Why all the fuzz guys?

Isn't speed of llm in those scenarios limited by memory speed? I mean, it would run (almost) as good on CPU or iGPU

[-]

nntb@reddit

My fold 4 has a npu on its SD 8 gen 1

[-]

Intelligent-Gift4519@reddit

NPUs were common on phones before PCs I think because they're really useful for phone camera optimization, stuff like image segmentation for exposure compensation and such. They're also used for noise cancellation and voice enhancement.

[-]

Own_Interaction7238@reddit

Nice! How much cost?
I feel I will cry...

Price?

[-]

Intelligent-Gift4519@reddit

$499.99 on sale at Best Buy

https://www.bestbuy.com/site/asus-vivobook-s-15-15-3k-oled-laptop-copilot-pc-qualcomm-snapdragon-x-plus-16gb-memory-512gb-ssd-neutral-black/6585180.p

[-]

bareweb@reddit

SCOTT HANSELMANNNN

[-]

Mandelaa@reddit

Most important info from this movie:

Llama 3.2 3B Q6 (size 2.64GB, so this is ~ Quant Q6)

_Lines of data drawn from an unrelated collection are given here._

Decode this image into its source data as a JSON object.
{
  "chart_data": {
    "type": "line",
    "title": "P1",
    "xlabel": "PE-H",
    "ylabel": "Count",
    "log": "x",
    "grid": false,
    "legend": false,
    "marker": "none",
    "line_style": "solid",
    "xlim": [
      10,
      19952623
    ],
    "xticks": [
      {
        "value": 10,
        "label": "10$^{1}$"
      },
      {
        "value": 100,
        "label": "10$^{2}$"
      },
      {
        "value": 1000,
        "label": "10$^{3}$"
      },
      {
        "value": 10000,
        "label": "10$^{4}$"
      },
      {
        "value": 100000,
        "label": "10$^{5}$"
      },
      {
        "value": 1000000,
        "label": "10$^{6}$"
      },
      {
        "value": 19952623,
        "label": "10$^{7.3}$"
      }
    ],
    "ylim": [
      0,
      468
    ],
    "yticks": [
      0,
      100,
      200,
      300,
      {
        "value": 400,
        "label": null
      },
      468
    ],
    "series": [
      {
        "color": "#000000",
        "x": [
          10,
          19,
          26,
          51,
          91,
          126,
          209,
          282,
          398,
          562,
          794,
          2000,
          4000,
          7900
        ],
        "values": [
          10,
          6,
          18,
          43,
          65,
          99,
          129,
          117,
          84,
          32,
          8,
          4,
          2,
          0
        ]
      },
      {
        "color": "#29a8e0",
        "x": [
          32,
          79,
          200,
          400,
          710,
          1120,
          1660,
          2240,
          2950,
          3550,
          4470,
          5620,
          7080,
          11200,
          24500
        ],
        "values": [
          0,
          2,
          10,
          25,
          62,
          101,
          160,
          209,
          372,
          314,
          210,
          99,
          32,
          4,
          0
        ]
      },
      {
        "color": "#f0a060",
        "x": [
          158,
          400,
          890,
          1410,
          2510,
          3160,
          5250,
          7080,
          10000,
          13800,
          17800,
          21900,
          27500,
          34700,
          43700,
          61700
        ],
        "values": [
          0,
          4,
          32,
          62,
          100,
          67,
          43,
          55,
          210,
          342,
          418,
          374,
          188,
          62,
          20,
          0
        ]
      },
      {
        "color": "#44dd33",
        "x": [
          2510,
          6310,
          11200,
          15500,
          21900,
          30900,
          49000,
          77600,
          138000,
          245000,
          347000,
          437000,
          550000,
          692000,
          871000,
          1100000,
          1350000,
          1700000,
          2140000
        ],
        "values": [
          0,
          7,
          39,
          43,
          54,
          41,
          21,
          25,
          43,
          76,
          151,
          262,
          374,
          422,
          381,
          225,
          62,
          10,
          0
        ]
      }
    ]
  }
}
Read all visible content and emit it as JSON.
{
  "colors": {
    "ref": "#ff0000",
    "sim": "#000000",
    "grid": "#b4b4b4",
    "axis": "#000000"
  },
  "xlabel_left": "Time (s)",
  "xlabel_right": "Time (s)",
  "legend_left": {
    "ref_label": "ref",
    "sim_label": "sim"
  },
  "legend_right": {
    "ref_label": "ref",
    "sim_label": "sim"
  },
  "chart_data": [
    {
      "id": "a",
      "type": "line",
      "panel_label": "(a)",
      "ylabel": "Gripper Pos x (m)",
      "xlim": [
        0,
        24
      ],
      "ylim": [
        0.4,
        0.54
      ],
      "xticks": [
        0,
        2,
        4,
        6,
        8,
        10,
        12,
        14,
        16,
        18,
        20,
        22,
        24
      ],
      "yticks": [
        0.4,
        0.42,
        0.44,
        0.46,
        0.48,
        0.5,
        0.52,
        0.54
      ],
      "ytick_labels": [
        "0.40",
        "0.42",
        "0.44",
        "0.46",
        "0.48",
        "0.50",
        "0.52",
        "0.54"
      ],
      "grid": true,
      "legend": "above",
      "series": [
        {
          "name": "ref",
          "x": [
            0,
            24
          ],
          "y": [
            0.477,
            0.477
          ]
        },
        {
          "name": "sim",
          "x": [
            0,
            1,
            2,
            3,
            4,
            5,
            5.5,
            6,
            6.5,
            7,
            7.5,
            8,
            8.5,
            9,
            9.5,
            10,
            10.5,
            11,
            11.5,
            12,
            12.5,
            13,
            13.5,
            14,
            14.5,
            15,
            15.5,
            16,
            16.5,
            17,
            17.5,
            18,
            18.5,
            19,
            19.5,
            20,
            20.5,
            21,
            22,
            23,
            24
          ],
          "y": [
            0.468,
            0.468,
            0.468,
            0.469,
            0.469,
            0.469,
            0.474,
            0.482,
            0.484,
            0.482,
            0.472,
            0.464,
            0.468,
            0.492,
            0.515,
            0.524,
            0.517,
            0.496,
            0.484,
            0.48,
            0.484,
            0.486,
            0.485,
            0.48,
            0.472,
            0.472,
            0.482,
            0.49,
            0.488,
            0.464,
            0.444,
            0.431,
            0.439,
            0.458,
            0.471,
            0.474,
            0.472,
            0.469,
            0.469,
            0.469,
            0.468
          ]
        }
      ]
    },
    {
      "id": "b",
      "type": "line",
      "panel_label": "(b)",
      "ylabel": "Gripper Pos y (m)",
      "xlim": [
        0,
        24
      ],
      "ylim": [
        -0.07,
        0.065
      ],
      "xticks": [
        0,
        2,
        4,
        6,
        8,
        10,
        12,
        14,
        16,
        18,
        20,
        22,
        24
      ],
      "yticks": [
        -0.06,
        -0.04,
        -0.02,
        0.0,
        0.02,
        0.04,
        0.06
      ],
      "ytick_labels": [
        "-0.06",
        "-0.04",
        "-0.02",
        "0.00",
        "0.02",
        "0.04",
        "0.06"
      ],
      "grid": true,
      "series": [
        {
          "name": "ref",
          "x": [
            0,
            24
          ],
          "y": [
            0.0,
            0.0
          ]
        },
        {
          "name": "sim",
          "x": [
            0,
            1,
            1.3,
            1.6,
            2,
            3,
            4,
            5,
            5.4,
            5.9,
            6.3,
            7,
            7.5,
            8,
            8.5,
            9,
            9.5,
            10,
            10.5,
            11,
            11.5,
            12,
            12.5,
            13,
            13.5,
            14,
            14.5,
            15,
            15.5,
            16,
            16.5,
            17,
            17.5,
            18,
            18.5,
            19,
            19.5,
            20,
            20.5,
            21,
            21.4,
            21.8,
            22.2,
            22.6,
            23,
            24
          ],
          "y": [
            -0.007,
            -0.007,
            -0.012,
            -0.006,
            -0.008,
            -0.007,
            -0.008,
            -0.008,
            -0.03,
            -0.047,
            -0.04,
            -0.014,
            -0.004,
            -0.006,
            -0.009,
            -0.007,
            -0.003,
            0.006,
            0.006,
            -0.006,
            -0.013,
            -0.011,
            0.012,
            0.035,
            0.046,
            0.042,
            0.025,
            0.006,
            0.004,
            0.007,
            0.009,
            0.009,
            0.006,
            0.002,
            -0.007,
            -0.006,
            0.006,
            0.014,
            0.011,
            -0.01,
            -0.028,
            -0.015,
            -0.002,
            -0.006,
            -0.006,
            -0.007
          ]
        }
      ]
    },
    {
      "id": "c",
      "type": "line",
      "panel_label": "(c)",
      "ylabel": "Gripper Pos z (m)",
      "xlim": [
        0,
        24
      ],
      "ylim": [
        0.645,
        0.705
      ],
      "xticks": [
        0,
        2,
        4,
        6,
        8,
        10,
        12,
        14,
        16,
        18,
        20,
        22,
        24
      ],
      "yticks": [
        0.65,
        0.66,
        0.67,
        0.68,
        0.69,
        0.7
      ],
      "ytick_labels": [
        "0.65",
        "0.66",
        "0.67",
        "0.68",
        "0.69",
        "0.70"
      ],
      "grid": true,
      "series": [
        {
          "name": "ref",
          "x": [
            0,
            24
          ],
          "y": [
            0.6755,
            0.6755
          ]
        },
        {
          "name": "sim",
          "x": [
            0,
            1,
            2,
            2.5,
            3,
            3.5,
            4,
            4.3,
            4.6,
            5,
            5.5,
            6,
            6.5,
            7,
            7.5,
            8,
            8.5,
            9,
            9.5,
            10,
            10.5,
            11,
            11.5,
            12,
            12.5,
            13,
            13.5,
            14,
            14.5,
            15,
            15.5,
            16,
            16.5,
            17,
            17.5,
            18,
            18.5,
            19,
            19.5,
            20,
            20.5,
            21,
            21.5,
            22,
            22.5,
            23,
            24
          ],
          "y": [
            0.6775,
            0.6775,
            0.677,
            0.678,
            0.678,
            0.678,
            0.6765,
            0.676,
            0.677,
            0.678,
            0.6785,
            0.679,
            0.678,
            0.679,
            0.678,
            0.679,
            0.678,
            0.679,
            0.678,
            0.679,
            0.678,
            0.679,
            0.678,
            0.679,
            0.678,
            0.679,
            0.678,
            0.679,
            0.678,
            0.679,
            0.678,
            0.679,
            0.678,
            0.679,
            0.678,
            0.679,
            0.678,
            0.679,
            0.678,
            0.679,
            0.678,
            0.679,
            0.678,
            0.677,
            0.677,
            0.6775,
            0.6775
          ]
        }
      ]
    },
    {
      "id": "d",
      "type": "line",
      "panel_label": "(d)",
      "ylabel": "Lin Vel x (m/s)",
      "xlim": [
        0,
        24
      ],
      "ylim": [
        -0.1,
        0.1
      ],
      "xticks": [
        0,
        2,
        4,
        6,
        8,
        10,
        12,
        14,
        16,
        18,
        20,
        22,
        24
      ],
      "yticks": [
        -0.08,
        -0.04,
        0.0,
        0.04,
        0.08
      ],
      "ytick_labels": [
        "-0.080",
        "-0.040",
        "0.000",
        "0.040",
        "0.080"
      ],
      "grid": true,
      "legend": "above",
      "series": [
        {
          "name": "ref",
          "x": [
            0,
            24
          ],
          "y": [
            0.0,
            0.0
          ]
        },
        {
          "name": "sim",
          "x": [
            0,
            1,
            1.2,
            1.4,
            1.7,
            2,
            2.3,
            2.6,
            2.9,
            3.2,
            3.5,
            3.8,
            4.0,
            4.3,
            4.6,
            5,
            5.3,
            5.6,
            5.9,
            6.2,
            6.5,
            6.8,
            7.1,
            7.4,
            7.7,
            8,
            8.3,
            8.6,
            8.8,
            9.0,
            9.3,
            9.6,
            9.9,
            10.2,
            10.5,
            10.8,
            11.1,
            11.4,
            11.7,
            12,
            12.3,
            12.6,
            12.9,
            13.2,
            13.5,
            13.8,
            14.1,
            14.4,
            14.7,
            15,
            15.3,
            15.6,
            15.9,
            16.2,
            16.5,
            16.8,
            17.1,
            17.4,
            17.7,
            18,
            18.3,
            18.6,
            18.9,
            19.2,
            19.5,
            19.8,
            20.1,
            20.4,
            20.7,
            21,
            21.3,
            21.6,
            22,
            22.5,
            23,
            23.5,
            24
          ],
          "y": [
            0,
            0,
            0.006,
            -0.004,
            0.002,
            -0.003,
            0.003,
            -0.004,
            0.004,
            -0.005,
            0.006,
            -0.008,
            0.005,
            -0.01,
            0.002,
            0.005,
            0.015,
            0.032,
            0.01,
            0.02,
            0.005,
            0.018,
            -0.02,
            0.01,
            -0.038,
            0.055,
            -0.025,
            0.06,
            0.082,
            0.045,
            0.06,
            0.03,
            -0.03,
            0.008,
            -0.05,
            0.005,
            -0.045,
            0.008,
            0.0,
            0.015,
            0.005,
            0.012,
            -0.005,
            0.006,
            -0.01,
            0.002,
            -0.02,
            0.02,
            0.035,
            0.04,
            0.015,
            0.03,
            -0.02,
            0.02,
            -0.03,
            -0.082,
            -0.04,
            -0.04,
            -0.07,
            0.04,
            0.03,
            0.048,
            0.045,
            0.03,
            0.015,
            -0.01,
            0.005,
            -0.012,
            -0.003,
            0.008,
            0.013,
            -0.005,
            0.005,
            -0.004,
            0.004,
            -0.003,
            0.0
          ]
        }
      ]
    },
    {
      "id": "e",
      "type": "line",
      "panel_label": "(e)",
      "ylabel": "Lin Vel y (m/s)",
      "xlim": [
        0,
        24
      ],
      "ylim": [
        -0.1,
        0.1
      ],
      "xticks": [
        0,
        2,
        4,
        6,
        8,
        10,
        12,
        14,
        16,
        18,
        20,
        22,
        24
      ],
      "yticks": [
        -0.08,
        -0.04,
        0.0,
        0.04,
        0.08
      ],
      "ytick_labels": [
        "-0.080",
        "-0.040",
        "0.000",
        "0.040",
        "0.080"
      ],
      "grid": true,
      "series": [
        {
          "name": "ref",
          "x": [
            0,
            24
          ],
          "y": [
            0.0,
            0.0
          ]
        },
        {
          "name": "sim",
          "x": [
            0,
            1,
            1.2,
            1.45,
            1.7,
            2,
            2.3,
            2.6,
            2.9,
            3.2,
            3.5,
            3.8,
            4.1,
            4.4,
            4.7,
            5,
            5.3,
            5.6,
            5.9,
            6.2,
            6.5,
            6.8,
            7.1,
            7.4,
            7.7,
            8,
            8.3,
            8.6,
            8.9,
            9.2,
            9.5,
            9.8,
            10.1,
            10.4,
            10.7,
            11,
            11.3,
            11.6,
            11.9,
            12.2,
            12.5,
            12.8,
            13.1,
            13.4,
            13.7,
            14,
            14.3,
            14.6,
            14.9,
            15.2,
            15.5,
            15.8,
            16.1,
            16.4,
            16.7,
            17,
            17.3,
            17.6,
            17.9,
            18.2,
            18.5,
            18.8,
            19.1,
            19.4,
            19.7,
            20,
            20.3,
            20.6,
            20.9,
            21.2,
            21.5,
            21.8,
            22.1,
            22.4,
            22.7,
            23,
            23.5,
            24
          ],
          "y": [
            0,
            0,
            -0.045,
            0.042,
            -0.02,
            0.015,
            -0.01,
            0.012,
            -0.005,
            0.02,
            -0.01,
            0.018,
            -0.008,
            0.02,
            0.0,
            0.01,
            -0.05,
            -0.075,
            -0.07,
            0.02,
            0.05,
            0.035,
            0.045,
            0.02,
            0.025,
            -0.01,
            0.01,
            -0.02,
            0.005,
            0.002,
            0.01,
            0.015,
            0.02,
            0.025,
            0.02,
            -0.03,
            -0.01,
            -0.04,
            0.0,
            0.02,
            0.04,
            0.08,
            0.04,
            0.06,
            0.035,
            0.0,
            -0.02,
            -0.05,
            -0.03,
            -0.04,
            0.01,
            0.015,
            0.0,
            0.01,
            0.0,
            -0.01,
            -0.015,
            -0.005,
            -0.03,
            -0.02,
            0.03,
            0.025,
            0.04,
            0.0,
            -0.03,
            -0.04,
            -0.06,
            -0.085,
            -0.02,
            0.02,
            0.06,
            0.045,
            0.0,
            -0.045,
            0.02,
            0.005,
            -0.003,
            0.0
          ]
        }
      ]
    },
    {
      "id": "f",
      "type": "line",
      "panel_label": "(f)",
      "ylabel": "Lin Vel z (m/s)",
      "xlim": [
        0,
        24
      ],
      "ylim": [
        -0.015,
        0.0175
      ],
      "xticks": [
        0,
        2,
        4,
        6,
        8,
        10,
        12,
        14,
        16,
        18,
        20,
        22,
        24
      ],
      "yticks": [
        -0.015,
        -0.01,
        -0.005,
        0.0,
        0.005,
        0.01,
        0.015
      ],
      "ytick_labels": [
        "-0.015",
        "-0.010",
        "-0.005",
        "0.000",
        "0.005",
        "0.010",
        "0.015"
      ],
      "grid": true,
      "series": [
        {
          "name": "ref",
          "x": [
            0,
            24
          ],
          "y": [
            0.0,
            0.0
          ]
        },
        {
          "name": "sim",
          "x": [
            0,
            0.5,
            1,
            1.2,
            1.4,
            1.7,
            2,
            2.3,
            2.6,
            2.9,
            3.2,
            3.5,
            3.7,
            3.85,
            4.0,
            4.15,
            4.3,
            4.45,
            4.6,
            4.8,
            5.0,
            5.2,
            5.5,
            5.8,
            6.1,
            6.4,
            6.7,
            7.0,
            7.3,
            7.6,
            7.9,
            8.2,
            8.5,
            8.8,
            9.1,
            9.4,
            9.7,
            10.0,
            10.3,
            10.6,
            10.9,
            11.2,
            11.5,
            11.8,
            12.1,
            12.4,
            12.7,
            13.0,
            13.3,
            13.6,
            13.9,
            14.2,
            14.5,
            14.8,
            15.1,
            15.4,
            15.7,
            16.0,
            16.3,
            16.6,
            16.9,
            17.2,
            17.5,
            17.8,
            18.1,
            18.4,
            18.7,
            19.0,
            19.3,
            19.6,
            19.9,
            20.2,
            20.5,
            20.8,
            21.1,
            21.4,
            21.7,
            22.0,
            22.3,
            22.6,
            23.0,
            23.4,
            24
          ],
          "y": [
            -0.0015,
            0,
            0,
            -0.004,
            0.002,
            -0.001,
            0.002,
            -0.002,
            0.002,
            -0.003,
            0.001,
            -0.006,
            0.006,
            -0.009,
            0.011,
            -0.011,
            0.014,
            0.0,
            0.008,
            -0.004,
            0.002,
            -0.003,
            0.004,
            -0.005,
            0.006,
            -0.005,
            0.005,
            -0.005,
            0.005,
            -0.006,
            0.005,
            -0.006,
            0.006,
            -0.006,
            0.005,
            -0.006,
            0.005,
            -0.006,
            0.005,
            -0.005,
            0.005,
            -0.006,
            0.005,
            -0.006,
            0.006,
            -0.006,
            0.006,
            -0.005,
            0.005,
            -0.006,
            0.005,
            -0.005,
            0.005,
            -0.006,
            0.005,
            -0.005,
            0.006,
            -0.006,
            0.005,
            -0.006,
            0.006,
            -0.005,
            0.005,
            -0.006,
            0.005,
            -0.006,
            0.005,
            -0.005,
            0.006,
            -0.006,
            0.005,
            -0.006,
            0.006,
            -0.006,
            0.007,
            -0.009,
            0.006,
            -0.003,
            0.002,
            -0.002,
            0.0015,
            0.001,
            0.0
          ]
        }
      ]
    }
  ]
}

16.43 tok/sec • 306 tok • 0.23s to first token

Snapdragon 8 Elite run only on NPU.

[-]

Saifl@reddit

The video is using x elite which is for the laptops. The 8 elite u mentioned is for smartphones.

[-]

MerePotato@reddit

zomg

[-]

Content-Ad7867@reddit

Since the memory bandwidth is the major bottleneck, it doesn't matter if it runs in cpu, igpu or npu. Am I correct ??

[-]

SandboChang@reddit

This is true but the prompt processing might still be faster if their NPU can work faster than their iGPU.

[-]

geringonco@reddit (OP)

Will Ryzen AI APUs NPUs be next?

[-]

b3081a@reddit

AMD already had a working llama.cpp based on Xilinx XRT and qlinear library, but it only support q4_0 quantization. So it is definitely possible, but their code need some polishing.

[-]

necrogay@reddit

I’ve heard that the performance of the NPU in Snapdragon processors is slower compared to the GPU and CPU, as it is focused on energy efficiency. How noticeable is this energy saving in practice, or does the NPU ultimately lack significant utility?